Теперь я знаю, что было бы лучше, гораздо лучше для короля принять этот совет. В то время я, помимо желания, оказался согласен с Валераном, Аланом Британским и большинством более молодых баронов, которые кричали, что было бы стыдно убегать от Глостера. Но меня интересовал не только стыд – по моему мнению, не было стыдно отступить от несомненных потерь, осознавая, что триумф будет позднее, – как потеря возможности окончить войну.

Если мы избежим встречи с Глостером сейчас, кто может поручиться, что снова найдем его настолько подставленным под удар, а теперь наша армия имеет все же небольшое преимущество. Из полученных сообщений следовало, что силы мятежников окажутся меньше наших, если мы включим горожан, которые могли бы сражаться пешими. К тому же у людей Глостера был слишком долгий и тяжелый переход, в то время как наши хорошо отдохнули.

В дополнение к этим доводам я знал, что король не уйдет. Слишком трудно досталась его отцу измена людей в Антиохе. Стефан мог отказаться от битвы в открытую, если бы видел, что нет никаких шансов на победу, но я не был уверен, что он отступил бы при несомненной неудаче, раз он взялся защищать город. Я не думаю, что в этот момент он допускал мысль об отходе на юг. Он едва дождался, пока прекратятся выступления, и поручил нам построиться в боевой порядок.

Я хорошо спал в эту ночь. Возможно, это был особый подарок Милосердной девы Марии, так как я поставил ей свечу и молился – не за себя, а за Мелюзину. Моя смерть могла опечалить ее, хотя фактически не могла повредить ей. Если бы Стефан пал от руки Глостера, то королева, наверное, покинула бы Англию.
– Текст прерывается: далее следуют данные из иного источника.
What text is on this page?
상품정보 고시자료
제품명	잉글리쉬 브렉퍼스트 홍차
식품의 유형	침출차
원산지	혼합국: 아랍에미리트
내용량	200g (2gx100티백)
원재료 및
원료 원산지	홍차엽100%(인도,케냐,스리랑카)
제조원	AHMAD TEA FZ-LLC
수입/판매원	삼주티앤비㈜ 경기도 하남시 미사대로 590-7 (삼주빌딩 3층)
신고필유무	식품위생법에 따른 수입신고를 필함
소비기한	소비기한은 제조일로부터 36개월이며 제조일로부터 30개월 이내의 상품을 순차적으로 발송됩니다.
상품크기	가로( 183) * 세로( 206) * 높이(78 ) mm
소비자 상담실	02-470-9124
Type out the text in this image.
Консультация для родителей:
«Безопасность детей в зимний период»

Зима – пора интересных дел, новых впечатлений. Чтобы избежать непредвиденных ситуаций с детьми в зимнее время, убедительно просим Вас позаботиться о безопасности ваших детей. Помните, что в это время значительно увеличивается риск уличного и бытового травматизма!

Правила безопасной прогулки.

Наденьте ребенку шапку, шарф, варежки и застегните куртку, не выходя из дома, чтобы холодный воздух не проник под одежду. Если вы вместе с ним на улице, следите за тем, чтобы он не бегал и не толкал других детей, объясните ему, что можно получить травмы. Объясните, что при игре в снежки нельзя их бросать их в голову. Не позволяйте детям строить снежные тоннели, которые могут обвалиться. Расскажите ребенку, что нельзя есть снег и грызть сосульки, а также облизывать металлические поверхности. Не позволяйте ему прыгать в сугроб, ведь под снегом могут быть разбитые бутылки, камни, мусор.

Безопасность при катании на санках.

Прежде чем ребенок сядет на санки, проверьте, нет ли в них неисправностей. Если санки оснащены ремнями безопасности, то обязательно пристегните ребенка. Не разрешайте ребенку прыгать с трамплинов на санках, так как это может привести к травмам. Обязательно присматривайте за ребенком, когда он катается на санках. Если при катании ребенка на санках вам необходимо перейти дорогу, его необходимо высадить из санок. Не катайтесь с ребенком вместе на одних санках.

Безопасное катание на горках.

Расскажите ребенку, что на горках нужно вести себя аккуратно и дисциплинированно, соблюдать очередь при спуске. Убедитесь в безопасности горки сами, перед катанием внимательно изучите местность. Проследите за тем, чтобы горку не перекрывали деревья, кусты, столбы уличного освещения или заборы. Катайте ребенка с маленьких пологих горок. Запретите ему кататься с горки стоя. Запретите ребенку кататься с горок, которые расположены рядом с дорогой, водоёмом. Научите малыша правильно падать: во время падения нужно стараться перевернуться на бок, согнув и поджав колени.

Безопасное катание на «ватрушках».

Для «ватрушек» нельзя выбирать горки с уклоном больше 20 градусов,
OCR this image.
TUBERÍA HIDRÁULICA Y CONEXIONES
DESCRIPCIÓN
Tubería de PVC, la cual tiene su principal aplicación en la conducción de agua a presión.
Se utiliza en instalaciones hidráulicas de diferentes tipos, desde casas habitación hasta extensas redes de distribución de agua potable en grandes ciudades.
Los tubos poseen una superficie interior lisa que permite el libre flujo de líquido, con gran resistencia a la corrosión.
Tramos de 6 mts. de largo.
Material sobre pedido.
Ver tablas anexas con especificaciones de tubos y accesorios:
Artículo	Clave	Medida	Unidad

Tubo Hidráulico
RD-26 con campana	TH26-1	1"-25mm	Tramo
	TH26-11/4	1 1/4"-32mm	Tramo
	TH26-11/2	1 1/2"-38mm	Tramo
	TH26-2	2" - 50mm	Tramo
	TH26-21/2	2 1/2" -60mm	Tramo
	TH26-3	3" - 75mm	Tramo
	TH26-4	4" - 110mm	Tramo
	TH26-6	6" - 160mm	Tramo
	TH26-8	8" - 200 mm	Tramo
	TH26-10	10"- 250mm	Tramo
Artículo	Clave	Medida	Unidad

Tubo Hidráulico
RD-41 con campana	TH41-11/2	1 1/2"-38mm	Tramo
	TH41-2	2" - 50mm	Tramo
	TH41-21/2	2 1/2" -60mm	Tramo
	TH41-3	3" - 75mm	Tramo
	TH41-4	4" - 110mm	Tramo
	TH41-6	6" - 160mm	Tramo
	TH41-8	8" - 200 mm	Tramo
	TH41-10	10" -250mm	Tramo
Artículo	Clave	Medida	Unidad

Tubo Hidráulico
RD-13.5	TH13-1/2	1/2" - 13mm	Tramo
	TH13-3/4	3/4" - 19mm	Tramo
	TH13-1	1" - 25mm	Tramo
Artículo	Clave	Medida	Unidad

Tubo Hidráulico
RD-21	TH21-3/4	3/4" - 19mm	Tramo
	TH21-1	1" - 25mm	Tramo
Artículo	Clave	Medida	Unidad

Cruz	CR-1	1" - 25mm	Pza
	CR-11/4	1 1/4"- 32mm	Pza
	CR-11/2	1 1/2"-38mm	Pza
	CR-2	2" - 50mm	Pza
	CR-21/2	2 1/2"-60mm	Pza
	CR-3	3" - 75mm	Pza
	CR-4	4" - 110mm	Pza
Вероятно, она взяла бы с собой и Мелюзину. Но какое неопределенное и страшное будущее ее ожидало? А если Мод оставит Мелюзину в Англии, сможет ли она проехать через королевство, все охваченное войной, чтобы достигнуть Джернейва? И если да, то что? Ее бы радушно встретили, но какой смысл имела бы ее жизнь тогда? Это мог быть король Дэвид, и второй брак, и Улль, но я выбросил это из головы. Вероятно, я сильно любил ее, чтобы подумать даже об этом, но другая мысль, – это предчувствие того, что ради нее, я выйду живым с поля битвы, на которое меня выведут, дало мне силу непобедимого воина.
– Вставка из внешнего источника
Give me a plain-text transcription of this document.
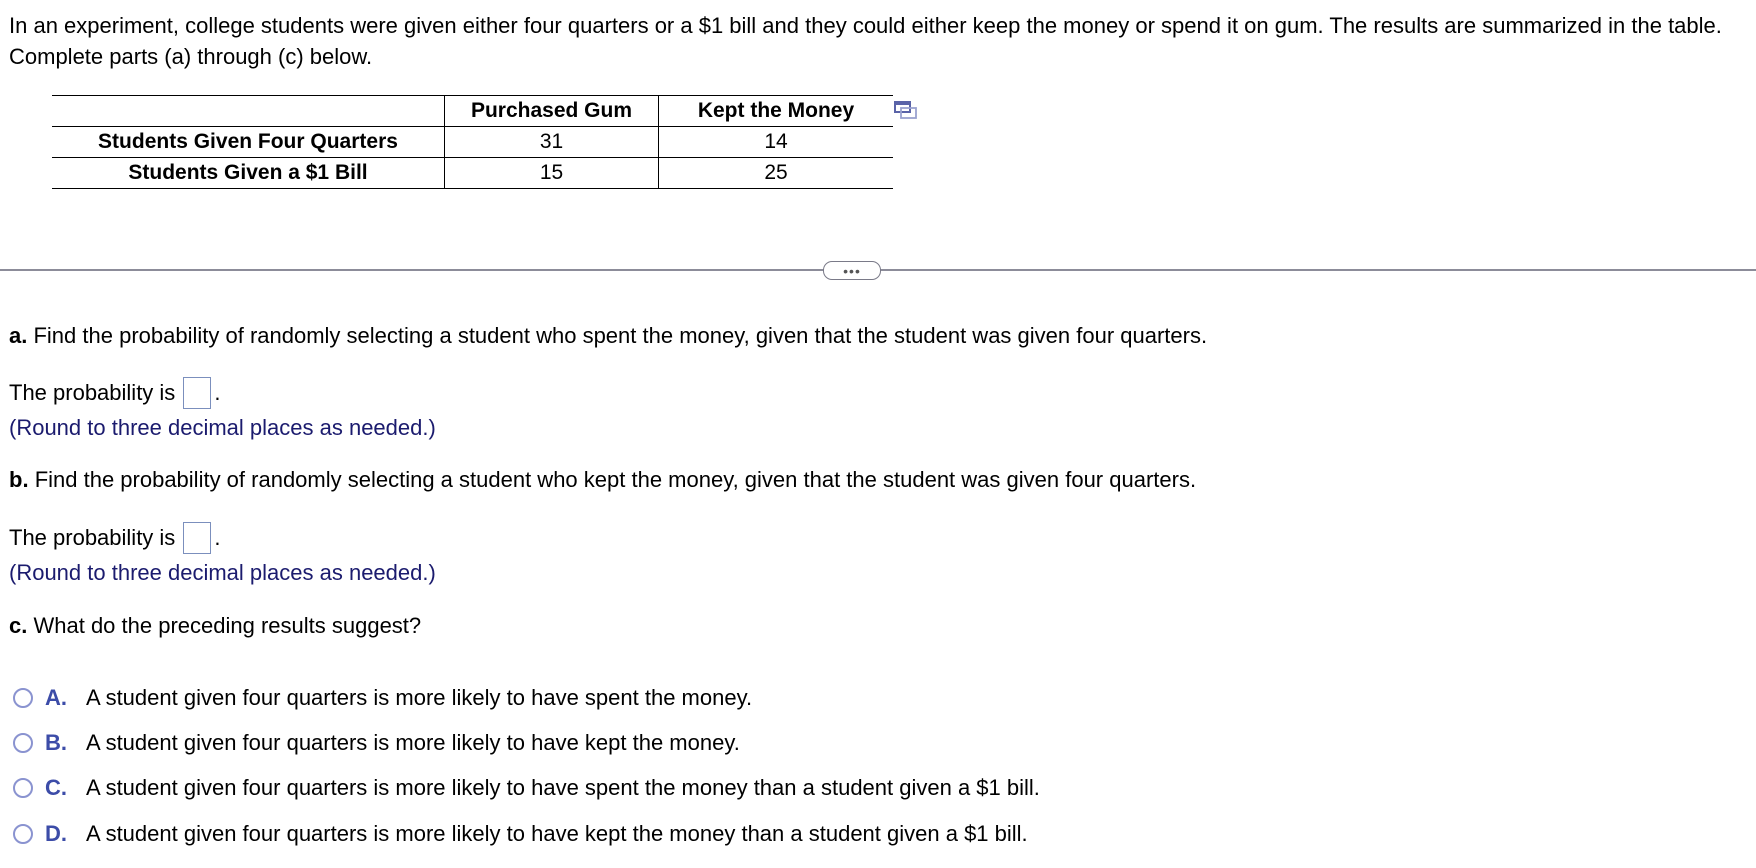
In an experiment, college students were given either four quarters or a $1 bill and they could either keep the money or spend it on gum. The results are summarized in the table. Complete parts (a) through (c) below.
	Purchased Gum	Kept the Money
Students Given Four Quarters	31	14
Students Given a $1 Bill	15	25
•••
a. Find the probability of randomly selecting a student who spent the money, given that the student was given four quarters.
The probability is .
(Round to three decimal places as needed.)
b. Find the probability of randomly selecting a student who kept the money, given that the student was given four quarters.
The probability is .
(Round to three decimal places as needed.)
c. What do the preceding results suggest?
A. A student given four quarters is more likely to have spent the money.
B. A student given four quarters is more likely to have kept the money.
C. A student given four quarters is more likely to have spent the money than a student given a $1 bill.
D. A student given four quarters is more likely to have kept the money than a student given a $1 bill.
Во время мессы на рассвете следующего дня случилась неудача. Пламя на толстой белой свече, которая была обычным королевским подношением, погасло, и свеча сломалась, когда король отдал ее в руки епископа Линкольнского. Вся церковь ахнула. В большинстве там были жители города, присоединившиеся к нам, чтобы защитить его, и это раздался их возглас, когда они увидели, что случилось. Дарохранительница с телом Христовым вывалилась из руки епископа, и последовало более глубокое молчание, чем должно было быть по ходу мессы. Если бы это вызвало даже еще больше ужаса, я и тогда готов был свернуть шею Александру Лин-кольнскому, перекрутив ее в руках, как шею цыпленка. Я не знаю, как епископ Линкольнский добился, чтобы свеча сломалась, но уверен, что это сделал он, так же, как уверен, что и замок дарохранительницы сломал именно он. Это как раз его – Александра король собирался повесить перед крепостью Девизе на глазах у епископа Солсбери – разве могло и то и другое событие быть случайностью?
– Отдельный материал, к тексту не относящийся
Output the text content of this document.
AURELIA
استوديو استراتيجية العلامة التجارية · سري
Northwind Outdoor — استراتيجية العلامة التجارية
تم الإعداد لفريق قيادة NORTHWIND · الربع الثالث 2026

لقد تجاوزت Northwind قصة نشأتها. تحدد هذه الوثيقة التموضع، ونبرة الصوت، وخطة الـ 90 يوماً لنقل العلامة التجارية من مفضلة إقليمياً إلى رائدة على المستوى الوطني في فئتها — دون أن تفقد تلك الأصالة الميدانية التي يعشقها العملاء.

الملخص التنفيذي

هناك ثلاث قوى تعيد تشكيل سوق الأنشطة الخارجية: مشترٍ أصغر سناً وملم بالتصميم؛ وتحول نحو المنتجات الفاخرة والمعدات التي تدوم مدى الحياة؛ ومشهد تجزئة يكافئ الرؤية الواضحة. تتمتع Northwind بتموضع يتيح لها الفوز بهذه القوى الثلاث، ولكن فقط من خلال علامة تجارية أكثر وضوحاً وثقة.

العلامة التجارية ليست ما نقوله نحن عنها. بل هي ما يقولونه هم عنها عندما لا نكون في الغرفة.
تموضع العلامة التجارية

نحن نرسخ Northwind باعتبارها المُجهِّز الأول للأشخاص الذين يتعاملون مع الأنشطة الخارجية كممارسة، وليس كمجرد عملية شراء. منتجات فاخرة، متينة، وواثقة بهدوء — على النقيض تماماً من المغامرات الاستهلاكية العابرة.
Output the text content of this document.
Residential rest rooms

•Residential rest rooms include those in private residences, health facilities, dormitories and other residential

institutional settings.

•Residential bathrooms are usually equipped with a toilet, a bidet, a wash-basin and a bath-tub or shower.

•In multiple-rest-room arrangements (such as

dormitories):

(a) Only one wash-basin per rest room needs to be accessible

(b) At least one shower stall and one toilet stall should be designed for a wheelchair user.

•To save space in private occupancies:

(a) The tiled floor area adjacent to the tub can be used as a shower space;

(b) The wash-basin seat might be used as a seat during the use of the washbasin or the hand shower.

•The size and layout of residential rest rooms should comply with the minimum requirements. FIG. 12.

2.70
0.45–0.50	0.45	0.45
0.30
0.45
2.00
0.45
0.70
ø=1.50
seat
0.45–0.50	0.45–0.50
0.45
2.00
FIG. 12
Король тоже это знал, но он мог сделать не больше, чем я. Если бы мы одержали победу король отомстил бы ему. Но поскольку он больше не доверял стойкости жителей Линкольна, то решил сражаться пешим отдельно от своих наемных вооруженных всадников и тех рыцарей и баронов, которые пожелали присоединиться к нему. В то время, когда Стефан говорил военачальникам о своем решении и отдавал приказы, чтобы они образовали две линии и защищали фланги пехоты, мы услышали крики гонцов, что армия Глостера каким-то образом перебралась через болото, образованное вокруг Фоссе Дайк разлившимся Уитамом. Король ускорил свои команды и мы все направились за ворота и строем вышли на поле, которое в основном было ровным, за исключением одной небольшой возвышенности, на которой и расположился король.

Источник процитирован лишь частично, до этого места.